Atticus reaches out, his large hand cupping my face. His thumb pulls down my bottom lip, a gesture that's both tender and possessive. I can't help the small whimper that escapes me, my body instinctively leaning into his touch.

Then his gaze shifts to Lemon, and I feel her tense beside me. Atticus' hand moves to her face, mirroring his touch on me.

"Say I even believe that your father is innocent," Atticus says, a deep rumble with an edge even as his gaze never leaves Lemon's face. "That means he was set up. And you? You're bait, leverage. You'd be handing it to whoever on a platter."

I feel Lemon stiffen against my hands, her legs shaking .

"This is why I'm harsh, cruel even," Atticus says, his voice softening just a fraction. "I'd rather you hate me than you be dead."

His hand moves to cup Lemon's face, his thumb brushing away a tear I hadn't even realized had fallen. The gesture is so tender, so at odds with his words, that it makes my chest ache.

"Rich men do evil things, Lemon," he murmurs, and there's a darkness in his eyes that sends a shiver down my spine. "I would know."

The admission hangs in the air, heavy and ominous. I've always known there was more to Atticus than he let on, depths of darkness that he kept carefully hidden. But hearing him say it out loud makes it real in a way it never has been before.

"What do you mean?" she whispers, her voice barely audible. "What have you done?"

Atticus' jaw clenches, a muscle ticking in his cheek. For a moment, I think he's going to shut down, retreat behind that impenetrable wall he's so good at putting up. But then he surprises me.

"Things I'm not proud of," he says quietly. "Things that keep me up at night. But also things that have kept me alive, kept the people I care about safe. My family is very different from yours, they always will be. Old money brings the devil out because he always wants to collect his pound of flesh."

Atticus' words hang in the air, heavy with the weight of unspoken secrets. I watch as Lemon processes them, her eyes wide and conflicted.

Suddenly, Atticus' hands are on both of us, pulling us to our feet. The movement's gentle but firm. My body responds instinctively, melting into his touch even as my mind races to keep up .

"Now you have two choices," Atticus continues, his tone softening just a fraction. "You can go back to your room and go to bed, or you can walk into my bedroom with Ezra and I and you won’t be getting much sleep."

The implication of his words hits me like a freight train. My cock twitches in my pants, already half-hard just from the possibility. I glance at Lemon, trying to gauge her reaction.

She's frozen, her chest rising and falling rapidly with each shallow breath.
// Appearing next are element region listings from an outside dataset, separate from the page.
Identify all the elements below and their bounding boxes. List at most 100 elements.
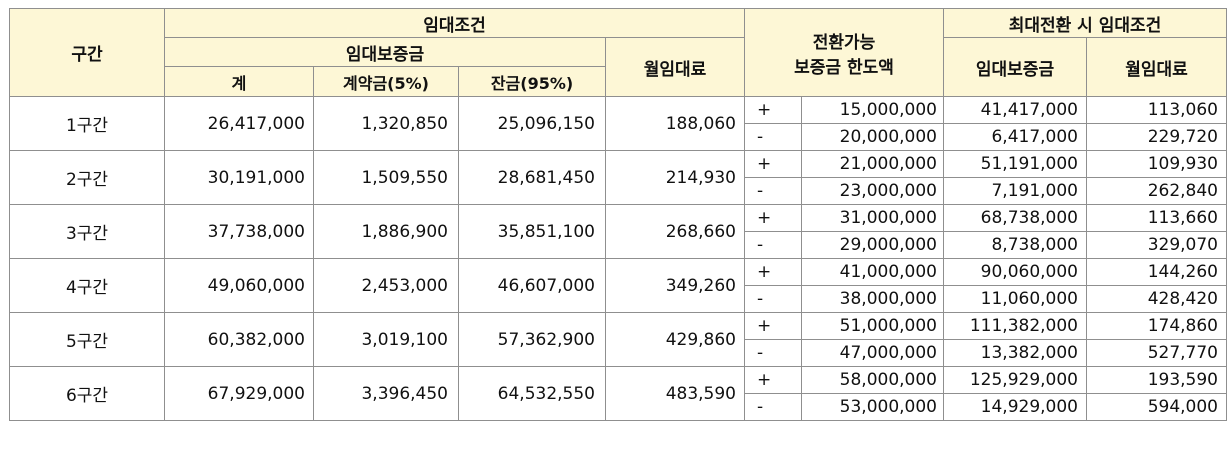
- max-rent-cell: 109,930: [1086, 150, 1227, 178]
- table-row: -38,000,000 11,060,000 428,420: [10, 285, 1227, 313]
- header-section: 구간: [9, 8, 165, 97]
- contract-cell: 1,320,850: [313, 96, 459, 151]
- max-deposit-cell: 6,417,000: [943, 123, 1087, 151]
- contract-cell: 3,396,450: [313, 366, 459, 421]
- sign-plus-cell: +: [744, 258, 802, 286]
- table-row: 2구간 30,191,000 1,509,550 28,681,450 214,930 +…: [9, 150, 1227, 205]
- header-max-conversion: 최대전환 시 임대조건: [943, 8, 1227, 38]
- max-deposit-cell: 41,417,000: [943, 96, 1087, 124]
- balance-cell: 64,532,550: [458, 366, 606, 421]
- max-deposit-cell: 125,929,000: [943, 366, 1087, 394]
- section-cell: 6구간: [9, 366, 165, 421]
- monthly-rent-cell: 188,060: [605, 96, 745, 151]
- max-rent-cell: 174,860: [1086, 312, 1227, 340]
- header-conversion-limit: 전환가능 보증금 한도액: [744, 8, 944, 97]
- header-max-rent: 월임대료: [1086, 37, 1227, 97]
- conversion-limit-cell: 41,000,000: [801, 258, 944, 286]
- contract-cell: 2,453,000: [313, 258, 459, 313]
- deposit-total-cell: 67,929,000: [164, 366, 314, 421]
- header-rent-conditions: 임대조건: [164, 8, 745, 38]
- conversion-limit-cell: 23,000,000: [801, 177, 944, 205]
- sign-minus-cell: -: [744, 285, 802, 313]
- monthly-rent-cell: 483,590: [605, 366, 745, 421]
- monthly-rent-cell: 214,930: [605, 150, 745, 205]
- header-contract: 계약금(5%): [313, 66, 459, 97]
- section-cell: 5구간: [9, 312, 165, 367]
- header-max-deposit: 임대보증금: [943, 37, 1087, 97]
- max-rent-cell: 113,660: [1086, 204, 1227, 232]
- contract-cell: 3,019,100: [313, 312, 459, 367]
- deposit-total-cell: 26,417,000: [164, 96, 314, 151]
- balance-cell: 28,681,450: [458, 150, 606, 205]
- header-conversion-limit-line2: 보증금 한도액: [794, 57, 894, 78]
- section-cell: 3구간: [9, 204, 165, 259]
- table-row: -47,000,000 13,382,000 527,770: [10, 339, 1227, 367]
- contract-cell: 1,886,900: [313, 204, 459, 259]
- table-row: 5구간 60,382,000 3,019,100 57,362,900 429,860 +…: [9, 312, 1227, 367]
- max-rent-cell: 193,590: [1086, 366, 1227, 394]
- deposit-total-cell: 30,191,000: [164, 150, 314, 205]
- max-rent-cell: 594,000: [1086, 393, 1227, 421]
- deposit-total-cell: 49,060,000: [164, 258, 314, 313]
- table-row: 4구간 49,060,000 2,453,000 46,607,000 349,260 +…: [9, 258, 1227, 313]
- conversion-limit-cell: 58,000,000: [801, 366, 944, 394]
- max-deposit-cell: 7,191,000: [943, 177, 1087, 205]
- table-row: 3구간 37,738,000 1,886,900 35,851,100 268,660 +…: [9, 204, 1227, 259]
- balance-cell: 25,096,150: [458, 96, 606, 151]
- table-row: -29,000,000 8,738,000 329,070: [10, 231, 1227, 259]
- table-row: 1구간 26,417,000 1,320,850 25,096,150 188,060 +…: [9, 96, 1227, 151]
- conversion-limit-cell: 21,000,000: [801, 150, 944, 178]
- rent-conditions-table: 구간 임대조건 전환가능 보증금 한도액 최대전환 시 임대조건 임대보증금 월…: [9, 8, 1227, 421]
- header-balance: 잔금(95%): [458, 66, 606, 97]
- max-rent-cell: 428,420: [1086, 285, 1227, 313]
- table-row: 6구간 67,929,000 3,396,450 64,532,550 483,590 +…: [9, 366, 1227, 421]
- table-row: -53,000,000 14,929,000 594,000: [10, 393, 1227, 421]
- max-rent-cell: 144,260: [1086, 258, 1227, 286]
- sign-plus-cell: +: [744, 312, 802, 340]
- header-monthly-rent: 월임대료: [605, 37, 745, 97]
- balance-cell: 57,362,900: [458, 312, 606, 367]
- max-deposit-cell: 90,060,000: [943, 258, 1087, 286]
- conversion-limit-cell: 29,000,000: [801, 231, 944, 259]
- max-rent-cell: 113,060: [1086, 96, 1227, 124]
- max-deposit-cell: 8,738,000: [943, 231, 1087, 259]
- header-conversion-limit-line1: 전환가능: [812, 32, 876, 53]
- monthly-rent-cell: 429,860: [605, 312, 745, 367]
- max-deposit-cell: 13,382,000: [943, 339, 1087, 367]
- conversion-limit-cell: 38,000,000: [801, 285, 944, 313]
- table-body: 1구간 26,417,000 1,320,850 25,096,150 188,060 +…: [9, 96, 1227, 421]
- monthly-rent-cell: 349,260: [605, 258, 745, 313]
- section-cell: 2구간: [9, 150, 165, 205]
- conversion-limit-cell: 47,000,000: [801, 339, 944, 367]
- max-rent-cell: 229,720: [1086, 123, 1227, 151]
- sign-minus-cell: -: [744, 177, 802, 205]
- max-deposit-cell: 11,060,000: [943, 285, 1087, 313]
- sign-plus-cell: +: [744, 150, 802, 178]
- conversion-limit-cell: 20,000,000: [801, 123, 944, 151]
- sign-plus-cell: +: [744, 96, 802, 124]
- max-rent-cell: 329,070: [1086, 231, 1227, 259]
- max-rent-cell: 262,840: [1086, 177, 1227, 205]
- header-total: 계: [164, 66, 314, 97]
- sign-minus-cell: -: [744, 339, 802, 367]
- table-row: -23,000,000 7,191,000 262,840: [10, 177, 1227, 205]
- conversion-limit-cell: 51,000,000: [801, 312, 944, 340]
- max-deposit-cell: 14,929,000: [943, 393, 1087, 421]
- sign-minus-cell: -: [744, 123, 802, 151]
- max-rent-cell: 527,770: [1086, 339, 1227, 367]
- sign-minus-cell: -: [744, 231, 802, 259]
- contract-cell: 1,509,550: [313, 150, 459, 205]
- header-deposit: 임대보증금: [164, 37, 606, 67]
- sign-plus-cell: +: [744, 366, 802, 394]
- conversion-limit-cell: 53,000,000: [801, 393, 944, 421]
- max-deposit-cell: 111,382,000: [943, 312, 1087, 340]
- section-cell: 4구간: [9, 258, 165, 313]
- conversion-limit-cell: 15,000,000: [801, 96, 944, 124]
- deposit-total-cell: 37,738,000: [164, 204, 314, 259]
- sign-minus-cell: -: [744, 393, 802, 421]
- sign-plus-cell: +: [744, 204, 802, 232]
- max-deposit-cell: 51,191,000: [943, 150, 1087, 178]
- monthly-rent-cell: 268,660: [605, 204, 745, 259]
- balance-cell: 35,851,100: [458, 204, 606, 259]
- deposit-total-cell: 60,382,000: [164, 312, 314, 367]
Her eyes are locked on Atticus, wide and uncertain. For a moment, I think she might bolt.

"Choose wisely," Atticus adds, his voice almost purring.
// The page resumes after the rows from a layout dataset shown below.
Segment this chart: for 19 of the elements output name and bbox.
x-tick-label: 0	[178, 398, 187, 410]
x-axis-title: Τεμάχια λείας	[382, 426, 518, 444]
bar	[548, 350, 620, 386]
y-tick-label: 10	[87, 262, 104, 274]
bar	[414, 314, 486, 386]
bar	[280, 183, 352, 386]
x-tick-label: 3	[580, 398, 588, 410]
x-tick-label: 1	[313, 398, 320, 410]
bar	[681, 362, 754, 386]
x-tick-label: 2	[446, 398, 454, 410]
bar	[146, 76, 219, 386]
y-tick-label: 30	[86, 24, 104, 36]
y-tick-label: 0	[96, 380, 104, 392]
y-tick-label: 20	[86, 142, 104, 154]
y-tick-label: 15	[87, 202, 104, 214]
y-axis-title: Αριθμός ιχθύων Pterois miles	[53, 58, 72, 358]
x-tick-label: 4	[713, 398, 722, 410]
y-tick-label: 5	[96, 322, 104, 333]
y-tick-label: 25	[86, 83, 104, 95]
Time seems to stand still as we wait for Lemon's decision. The bathroom suddenly feels too small, too warm.

Then, without a word, Lemon moves. She takes a step forward, then another, her movements slow but deliberate as she exits the bathroom. My breath catches in my throat as she walks right through Atticus' bedroom doorway.

And then we’re following her, Atticus’ hand on the small of my back guiding me.